The ChrysoKit Palette Generator builds harmonised colour palettes from a base colour, using the standard colour-wheel relationships and a few extras.
Why use it
Picking colours from a wheel is a quick way to get a palette that just feels right. The tool covers six harmony rules and gives you the result as HEX, RGB and ready-to-paste CSS variables.
How to use the Palette Generator
- Pick a base colour or paste a HEX value.
- Choose a harmony rule.
- Read the resulting palette as swatches.
- Copy the palette in HEX, RGB or as a CSS variables block.
Features worth knowing
Six harmony rules
Complementary, split-complementary, analogous, triadic, tetradic, and monochromatic. Each one applies a different geometric relationship on the colour wheel.
Copy to CSS variables
One click copies the palette as a clean :root { --c1: ...; --c2: ...; } block ready to paste into a stylesheet.
Live preview
Each harmony rule shows its swatches immediately; you can compare two rules side by side.
Pro tips
- Analogous palettes (neighbours on the wheel) feel calm; triadic palettes feel energetic. Pick by mood, not by chance.
- Monochromatic is the safest starting point if you are unsure, it cannot clash.
- Run the final palette through the Contrast Checker before shipping. Pretty does not always mean readable.

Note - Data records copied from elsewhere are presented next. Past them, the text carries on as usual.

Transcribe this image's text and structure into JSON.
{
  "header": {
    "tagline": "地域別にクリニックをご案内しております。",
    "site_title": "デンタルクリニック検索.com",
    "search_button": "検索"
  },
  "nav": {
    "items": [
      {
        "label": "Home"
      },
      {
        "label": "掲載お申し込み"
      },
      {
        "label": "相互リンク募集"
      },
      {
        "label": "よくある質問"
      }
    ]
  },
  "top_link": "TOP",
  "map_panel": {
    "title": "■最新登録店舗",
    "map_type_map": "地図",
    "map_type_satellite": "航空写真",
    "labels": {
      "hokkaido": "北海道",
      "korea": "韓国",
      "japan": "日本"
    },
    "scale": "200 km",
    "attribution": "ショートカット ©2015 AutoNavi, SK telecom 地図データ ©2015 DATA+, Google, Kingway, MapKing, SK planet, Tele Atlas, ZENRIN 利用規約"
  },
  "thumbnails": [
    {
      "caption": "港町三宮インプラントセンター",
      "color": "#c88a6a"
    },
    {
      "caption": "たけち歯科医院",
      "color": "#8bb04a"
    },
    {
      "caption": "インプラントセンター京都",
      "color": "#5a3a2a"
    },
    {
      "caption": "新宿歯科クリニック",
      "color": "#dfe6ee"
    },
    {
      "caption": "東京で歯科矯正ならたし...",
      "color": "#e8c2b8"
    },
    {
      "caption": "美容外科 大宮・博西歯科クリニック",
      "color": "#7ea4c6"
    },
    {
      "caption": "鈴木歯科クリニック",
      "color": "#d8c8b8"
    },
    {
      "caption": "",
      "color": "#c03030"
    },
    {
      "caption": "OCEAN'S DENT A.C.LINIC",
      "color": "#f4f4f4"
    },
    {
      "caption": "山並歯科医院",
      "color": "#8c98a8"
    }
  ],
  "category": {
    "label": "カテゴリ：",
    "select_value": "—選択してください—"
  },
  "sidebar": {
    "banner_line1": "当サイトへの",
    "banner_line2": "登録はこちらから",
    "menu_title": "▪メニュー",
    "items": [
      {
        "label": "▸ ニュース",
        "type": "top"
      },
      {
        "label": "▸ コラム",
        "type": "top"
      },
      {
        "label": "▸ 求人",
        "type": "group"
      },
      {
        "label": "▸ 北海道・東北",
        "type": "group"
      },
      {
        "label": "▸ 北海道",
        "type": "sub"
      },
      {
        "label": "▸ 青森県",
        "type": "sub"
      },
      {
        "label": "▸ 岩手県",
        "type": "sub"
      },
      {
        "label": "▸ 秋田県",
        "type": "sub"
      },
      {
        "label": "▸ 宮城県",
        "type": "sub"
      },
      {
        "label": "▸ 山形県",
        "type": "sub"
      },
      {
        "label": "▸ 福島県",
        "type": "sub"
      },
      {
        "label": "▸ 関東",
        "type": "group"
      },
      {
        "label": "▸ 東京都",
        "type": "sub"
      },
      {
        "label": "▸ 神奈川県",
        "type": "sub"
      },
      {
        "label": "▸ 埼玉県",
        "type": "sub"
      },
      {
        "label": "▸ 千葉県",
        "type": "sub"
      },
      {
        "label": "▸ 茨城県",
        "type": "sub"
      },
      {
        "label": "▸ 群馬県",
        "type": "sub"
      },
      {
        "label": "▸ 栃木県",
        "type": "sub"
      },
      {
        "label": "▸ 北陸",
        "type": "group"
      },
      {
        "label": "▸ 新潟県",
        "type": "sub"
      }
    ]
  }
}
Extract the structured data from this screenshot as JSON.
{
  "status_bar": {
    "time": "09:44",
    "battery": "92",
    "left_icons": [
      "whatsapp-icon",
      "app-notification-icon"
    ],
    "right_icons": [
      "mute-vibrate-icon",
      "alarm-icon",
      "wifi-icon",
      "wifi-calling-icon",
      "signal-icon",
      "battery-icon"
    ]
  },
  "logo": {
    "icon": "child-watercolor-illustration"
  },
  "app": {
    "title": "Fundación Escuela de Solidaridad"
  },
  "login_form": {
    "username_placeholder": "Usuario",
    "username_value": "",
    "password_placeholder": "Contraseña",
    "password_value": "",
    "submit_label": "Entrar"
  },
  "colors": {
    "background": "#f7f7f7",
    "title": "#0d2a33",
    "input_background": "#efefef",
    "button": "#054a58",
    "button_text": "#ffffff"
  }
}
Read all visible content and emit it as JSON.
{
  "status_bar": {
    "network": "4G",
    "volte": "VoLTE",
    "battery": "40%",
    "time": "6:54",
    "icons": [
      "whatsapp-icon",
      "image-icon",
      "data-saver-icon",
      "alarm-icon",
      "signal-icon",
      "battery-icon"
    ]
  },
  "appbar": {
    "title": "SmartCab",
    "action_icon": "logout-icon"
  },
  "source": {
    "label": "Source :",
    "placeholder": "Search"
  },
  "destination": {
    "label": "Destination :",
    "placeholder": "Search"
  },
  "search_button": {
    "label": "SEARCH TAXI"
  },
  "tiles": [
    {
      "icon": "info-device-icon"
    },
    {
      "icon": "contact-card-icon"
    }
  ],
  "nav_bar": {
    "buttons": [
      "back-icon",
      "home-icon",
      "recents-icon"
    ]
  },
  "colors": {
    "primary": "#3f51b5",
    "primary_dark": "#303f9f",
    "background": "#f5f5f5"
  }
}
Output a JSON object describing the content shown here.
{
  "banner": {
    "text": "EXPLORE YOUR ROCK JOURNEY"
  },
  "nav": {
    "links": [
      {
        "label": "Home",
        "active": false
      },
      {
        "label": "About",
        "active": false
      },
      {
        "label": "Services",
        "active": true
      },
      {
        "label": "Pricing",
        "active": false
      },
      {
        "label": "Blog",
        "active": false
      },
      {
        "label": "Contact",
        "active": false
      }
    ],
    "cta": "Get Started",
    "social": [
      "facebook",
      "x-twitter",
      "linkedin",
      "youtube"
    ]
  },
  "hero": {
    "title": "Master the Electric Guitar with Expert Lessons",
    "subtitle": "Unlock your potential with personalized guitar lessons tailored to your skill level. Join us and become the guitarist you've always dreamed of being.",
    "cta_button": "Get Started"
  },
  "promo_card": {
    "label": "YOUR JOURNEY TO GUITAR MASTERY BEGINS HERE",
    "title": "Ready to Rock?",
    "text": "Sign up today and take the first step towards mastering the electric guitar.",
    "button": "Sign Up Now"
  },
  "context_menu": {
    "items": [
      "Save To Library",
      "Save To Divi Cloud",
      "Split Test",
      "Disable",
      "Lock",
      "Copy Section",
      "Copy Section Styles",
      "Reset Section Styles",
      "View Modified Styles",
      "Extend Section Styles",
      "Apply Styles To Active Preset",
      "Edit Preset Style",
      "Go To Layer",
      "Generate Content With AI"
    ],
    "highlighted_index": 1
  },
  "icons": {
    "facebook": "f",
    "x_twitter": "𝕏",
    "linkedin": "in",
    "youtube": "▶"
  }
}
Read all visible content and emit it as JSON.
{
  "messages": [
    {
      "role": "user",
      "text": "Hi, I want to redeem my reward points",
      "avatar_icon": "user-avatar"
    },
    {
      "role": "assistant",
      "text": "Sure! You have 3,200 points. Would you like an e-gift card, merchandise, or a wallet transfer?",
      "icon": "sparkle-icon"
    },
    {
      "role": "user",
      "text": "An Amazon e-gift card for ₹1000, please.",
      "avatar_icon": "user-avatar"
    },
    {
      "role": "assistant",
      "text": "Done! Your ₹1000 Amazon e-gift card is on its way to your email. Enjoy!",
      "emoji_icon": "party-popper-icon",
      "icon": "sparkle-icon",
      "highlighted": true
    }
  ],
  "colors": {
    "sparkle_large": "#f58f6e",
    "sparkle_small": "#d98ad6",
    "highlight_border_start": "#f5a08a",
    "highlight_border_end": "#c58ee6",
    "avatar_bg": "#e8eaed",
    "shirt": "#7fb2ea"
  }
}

- Five colours is usually plenty. Anything more and the design starts to fight itself.
Privacy first. The Palette Generator runs entirely in your browser.
Use the Palette Generator as the first step in any colour-driven design. Pair it with the Contrast Checker and the Colour Picker for the full workflow.
Open the tool: Palette Generator →
From generated palette to finished page: a small-site case study
A neighbourhood pottery studio needs a website, and the palette generator produces a pleasant earthy set in thirty seconds: deep clay red, warm sand, muted olive, off-white, near-black. The instructive part is the distance between that swatch strip and a finished page... a distance most palette tutorials skip.
First assignment pass: the off-white becomes the page background and the near-black the body text... the two least glamorous colours carry 90% of the surface area, and choosing them first anchors everything. The clay red, the palette's personality, is rationed ruthlessly: buttons, links, the logo mark. Sand fills cards and section backgrounds; olive takes secondary buttons and footer. The 60-30-10 distribution emerges not as doctrine but because every other allocation tried looked like a paint catalogue.
Then reality testing. The olive-on-sand combination, lovely in the swatch strip, fails contrast for text and gets demoted to decorative borders. Clay red on white passes for large text only, so small links darken one step. A success-message green has to be invented... generated palettes never include functional colours... by pulling olive toward green at matching saturation so the alert looks native.
Total time from swatch to coherent system: an evening. The generator contributed the harmony; the case study's lesson is that assignment, rationing and contrast testing... the unglamorous middle... is where a palette becomes a design.